John McCain and the Meaning of Pro-Life

In a recent article endorsing John McCain and his defense of human dignity, Gerard V. Bradley - Law Professor at Notre Dame, and a long-time pro-life advocate - makes some observations about the nature of being pro-lfe that are important not just for this election season, but for an awareness of what being truly pro-life must mean in this day and age

The best pro-life choice for president cannot be decided solely by counting up votes about straight-on life issues. If it were I would add to the list of life issues the matter of torture. Though death is a risk with perhaps few contemporary “harsh interrogation” techniques, all torture raises questions about the meaning of human dignity and the immunity of all persons against unjustified physical attack. In other words, torture is a life issue, too. Though not nearly so important as abortion, it is nonetheless important in its own way. A candidate’s stand on torture is revealing of his (or her) whole approach to moral questions.

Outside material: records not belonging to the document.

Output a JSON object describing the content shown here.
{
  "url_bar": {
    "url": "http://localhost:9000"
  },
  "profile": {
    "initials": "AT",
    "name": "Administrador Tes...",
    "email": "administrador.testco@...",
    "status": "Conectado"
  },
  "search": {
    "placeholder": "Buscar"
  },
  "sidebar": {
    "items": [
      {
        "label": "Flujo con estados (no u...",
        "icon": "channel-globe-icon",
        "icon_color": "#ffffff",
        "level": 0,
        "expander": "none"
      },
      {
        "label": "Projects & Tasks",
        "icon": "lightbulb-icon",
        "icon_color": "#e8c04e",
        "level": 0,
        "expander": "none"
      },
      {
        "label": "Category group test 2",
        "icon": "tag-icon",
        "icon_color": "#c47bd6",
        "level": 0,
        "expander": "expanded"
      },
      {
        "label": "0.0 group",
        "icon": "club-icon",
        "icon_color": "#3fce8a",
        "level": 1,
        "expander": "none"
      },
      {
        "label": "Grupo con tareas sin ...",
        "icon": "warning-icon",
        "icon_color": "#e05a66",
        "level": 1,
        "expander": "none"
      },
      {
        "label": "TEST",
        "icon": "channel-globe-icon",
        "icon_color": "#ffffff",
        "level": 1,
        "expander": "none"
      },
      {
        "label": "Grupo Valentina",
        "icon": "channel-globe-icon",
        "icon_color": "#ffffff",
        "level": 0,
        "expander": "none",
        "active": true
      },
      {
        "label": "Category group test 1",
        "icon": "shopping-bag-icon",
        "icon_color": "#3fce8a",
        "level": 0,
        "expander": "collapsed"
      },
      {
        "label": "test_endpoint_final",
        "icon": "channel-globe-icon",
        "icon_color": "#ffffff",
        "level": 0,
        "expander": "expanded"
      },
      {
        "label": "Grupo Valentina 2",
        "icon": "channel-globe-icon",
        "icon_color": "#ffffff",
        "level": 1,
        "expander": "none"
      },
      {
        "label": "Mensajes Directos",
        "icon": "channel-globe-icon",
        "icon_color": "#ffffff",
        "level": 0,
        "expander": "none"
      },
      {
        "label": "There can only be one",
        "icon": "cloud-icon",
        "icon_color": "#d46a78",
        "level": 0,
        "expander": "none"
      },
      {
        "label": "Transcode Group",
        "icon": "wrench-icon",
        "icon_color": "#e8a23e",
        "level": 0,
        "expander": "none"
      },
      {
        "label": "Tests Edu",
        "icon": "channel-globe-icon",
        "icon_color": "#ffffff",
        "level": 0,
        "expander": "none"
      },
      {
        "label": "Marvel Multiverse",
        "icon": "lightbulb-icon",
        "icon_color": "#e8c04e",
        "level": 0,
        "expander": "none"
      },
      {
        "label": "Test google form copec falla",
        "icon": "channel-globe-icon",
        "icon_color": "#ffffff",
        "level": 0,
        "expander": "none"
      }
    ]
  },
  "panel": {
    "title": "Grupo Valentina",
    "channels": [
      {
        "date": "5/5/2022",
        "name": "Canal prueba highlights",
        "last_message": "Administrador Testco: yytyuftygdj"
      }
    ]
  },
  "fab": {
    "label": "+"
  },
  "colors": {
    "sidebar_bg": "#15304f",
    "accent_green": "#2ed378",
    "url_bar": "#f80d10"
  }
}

. . . and also about what is means to embrace the sanctity of life on a personal, practical level

I believe that there is a profound lesson here about what it means to be pro-life, a lesson which goes beyond the important (but obvious) fact that the McCains live by the same principles which lie behind John’s voting record. “Little Bridget” was not sought out by the McCains. She was not expected or planned for. She was an unanticipated gift whom the McCains welcomed, not because she was antecedently “wanted” by them, but because she was a baby, a unique and unrepeatable human being with a right to life because she is a human being and not because some other people’s plans include her — or don’t.